O Ministério Público do Estado do Ceará enviou nesta segunda-feira, dia 29, uma recomendação ao prefeito de Pacajus, Marcos Roberto de Brito Paixão, ao presidente da Câmara de Vereadores, Francisco Arino dos Santos, e aos demais vereadores do Município. O pedido é para que sejam regulamentadas as normas relacionadas à contratação de serviços de transporte escolar e locação de veículos em Pacajus.
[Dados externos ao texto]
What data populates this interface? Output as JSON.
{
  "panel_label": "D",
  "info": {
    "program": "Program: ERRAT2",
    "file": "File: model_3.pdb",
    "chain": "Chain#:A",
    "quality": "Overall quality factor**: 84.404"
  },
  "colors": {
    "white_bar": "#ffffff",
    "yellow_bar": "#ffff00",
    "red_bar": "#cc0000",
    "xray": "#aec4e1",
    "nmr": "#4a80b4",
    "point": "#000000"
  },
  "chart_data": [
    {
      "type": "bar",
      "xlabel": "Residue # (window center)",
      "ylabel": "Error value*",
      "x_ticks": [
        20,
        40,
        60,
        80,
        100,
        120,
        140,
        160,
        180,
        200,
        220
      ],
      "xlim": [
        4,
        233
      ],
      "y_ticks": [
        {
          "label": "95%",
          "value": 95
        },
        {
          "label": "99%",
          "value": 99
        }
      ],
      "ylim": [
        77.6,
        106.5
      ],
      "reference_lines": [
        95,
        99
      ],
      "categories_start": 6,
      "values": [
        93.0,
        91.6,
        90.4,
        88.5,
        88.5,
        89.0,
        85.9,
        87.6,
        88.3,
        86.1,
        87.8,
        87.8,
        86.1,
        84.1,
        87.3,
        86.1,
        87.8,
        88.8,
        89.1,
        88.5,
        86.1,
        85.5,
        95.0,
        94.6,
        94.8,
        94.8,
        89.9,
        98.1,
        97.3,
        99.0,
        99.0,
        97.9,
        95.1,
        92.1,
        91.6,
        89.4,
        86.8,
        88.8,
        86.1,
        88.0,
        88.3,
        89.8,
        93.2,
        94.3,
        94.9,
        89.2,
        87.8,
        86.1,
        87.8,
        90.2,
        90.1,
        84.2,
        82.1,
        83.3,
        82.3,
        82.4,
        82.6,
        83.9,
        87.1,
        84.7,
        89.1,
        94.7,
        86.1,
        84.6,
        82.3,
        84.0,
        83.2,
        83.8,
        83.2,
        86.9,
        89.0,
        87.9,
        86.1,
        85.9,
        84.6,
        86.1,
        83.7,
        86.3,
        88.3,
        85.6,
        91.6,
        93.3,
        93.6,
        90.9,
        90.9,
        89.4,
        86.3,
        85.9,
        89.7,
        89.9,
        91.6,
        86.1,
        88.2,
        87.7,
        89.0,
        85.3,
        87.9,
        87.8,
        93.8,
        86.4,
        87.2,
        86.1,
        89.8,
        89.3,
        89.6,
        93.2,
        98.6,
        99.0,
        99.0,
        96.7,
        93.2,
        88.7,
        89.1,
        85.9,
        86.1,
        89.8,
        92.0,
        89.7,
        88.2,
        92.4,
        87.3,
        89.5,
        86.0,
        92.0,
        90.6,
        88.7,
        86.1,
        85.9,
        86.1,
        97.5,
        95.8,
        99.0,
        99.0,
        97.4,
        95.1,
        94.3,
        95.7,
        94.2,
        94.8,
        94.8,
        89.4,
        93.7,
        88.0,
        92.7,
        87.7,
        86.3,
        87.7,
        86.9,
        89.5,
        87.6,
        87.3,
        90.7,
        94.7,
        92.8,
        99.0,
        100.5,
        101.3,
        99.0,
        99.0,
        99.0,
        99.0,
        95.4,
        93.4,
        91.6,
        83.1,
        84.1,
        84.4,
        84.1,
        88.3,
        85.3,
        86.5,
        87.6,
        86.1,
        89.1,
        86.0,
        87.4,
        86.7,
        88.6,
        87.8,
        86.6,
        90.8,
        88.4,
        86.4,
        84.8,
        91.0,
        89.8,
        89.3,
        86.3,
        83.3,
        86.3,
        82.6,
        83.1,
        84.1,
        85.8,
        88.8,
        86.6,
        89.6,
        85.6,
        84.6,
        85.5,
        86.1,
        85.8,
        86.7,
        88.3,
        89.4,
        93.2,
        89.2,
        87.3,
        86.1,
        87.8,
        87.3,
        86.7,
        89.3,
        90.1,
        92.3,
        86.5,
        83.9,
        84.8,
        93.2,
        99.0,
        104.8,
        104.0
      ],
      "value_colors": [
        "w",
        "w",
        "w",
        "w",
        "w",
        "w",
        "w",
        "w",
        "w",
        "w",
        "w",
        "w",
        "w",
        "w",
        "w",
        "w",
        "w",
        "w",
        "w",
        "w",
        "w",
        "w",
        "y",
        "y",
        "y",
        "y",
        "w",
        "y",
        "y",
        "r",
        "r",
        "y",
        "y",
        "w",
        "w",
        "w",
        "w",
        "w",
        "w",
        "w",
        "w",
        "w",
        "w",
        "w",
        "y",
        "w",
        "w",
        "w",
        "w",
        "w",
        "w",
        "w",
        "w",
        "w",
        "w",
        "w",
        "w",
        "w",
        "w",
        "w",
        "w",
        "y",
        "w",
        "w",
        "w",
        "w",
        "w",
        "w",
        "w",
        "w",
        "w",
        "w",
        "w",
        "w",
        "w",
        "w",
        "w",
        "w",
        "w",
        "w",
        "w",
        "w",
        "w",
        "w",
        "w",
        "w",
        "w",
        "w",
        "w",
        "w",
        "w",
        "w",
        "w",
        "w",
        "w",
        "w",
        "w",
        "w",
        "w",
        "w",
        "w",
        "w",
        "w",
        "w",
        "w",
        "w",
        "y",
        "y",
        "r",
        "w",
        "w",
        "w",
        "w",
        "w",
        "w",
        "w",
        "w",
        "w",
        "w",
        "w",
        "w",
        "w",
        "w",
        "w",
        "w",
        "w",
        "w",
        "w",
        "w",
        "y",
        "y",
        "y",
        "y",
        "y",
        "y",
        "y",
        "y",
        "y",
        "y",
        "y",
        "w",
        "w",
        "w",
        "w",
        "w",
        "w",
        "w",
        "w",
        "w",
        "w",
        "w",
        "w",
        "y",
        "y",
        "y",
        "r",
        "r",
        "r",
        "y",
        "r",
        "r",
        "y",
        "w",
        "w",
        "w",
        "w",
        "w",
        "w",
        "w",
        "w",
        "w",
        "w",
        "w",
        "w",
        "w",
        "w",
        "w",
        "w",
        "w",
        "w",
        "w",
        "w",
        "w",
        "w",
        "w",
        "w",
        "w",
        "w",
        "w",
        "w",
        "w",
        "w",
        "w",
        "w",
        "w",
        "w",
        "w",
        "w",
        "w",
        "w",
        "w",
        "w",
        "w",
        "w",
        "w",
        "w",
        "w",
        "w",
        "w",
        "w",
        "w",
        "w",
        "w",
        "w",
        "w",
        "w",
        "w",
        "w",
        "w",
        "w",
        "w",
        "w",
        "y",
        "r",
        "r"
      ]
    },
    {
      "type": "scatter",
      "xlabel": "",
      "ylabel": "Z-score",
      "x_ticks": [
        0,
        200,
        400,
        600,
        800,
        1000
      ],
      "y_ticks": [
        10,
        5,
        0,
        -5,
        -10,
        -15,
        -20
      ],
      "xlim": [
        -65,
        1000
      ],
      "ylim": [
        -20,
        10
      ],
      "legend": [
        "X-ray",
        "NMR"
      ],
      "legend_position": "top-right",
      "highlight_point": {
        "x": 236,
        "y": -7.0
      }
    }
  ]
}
O documento é assinado pelo promotor de Justiça Ythalo Frota Loureiro.

Lei
O MP recomenda que seja editada uma lei municipal fixando regras para licitações dos casos citados acima, de modo que a administração pública assegure a qualidade na contratação desses serviços. A ideia é que sejam regulamentadas as normas já utilizadas pela Prefeitura nos contratos, para que o Executivo municipal fique sempre obrigado a cumprir essa normatização em futuros processos licitatórios.

Regras
Para o promotor, algumas das principais regras já adotadas que podem ser estabelecidas em lei municipal são: os veículos de pequeno e médio porte devem possuir tempo máximo de uso não superior a cinco anos; os veículos pesados (ônibus) não podem ter mais do que 18 anos; a empresa contratada deve comprovar que possui veículos de sua propriedade, com um percentual mínimo de 30% de frota própria; a empresa também deverá arcar com as despesas de manutenções preventiva e corretiva, inclusive de mão de obra, material, revisão, reposição de peças gastas com o uso e desgaste normal do veículo ou decorrentes de acidentes, além dos serviços de borracharia e lavagem de veículos.

Pra evitar
O MP espera que, com a publicação de uma lei específica sobre o assunto, não aconteça de empresas sem frota e sem condições de cumprir os contratos possam participar dos processos de licitação.

Esquema descoberto
Tramitam atualmente na comarca de Pacajus uma ação penal e uma ação civil por ato de improbidade administrativa referentes à contratação fraudulenta e criminosa de empresas que não possuíam frota própria de veículos, de modo que os veículos eram de propriedade de gestores e agentes públicos comissionados que, por sua vez, recebiam os valores relativos aos contratos, gerando prejuízo de milhões de reais aos cofres públicos municipais. Chegou a ser decretada inclusive a prisão preventiva de gestores, servidores públicos e familiares.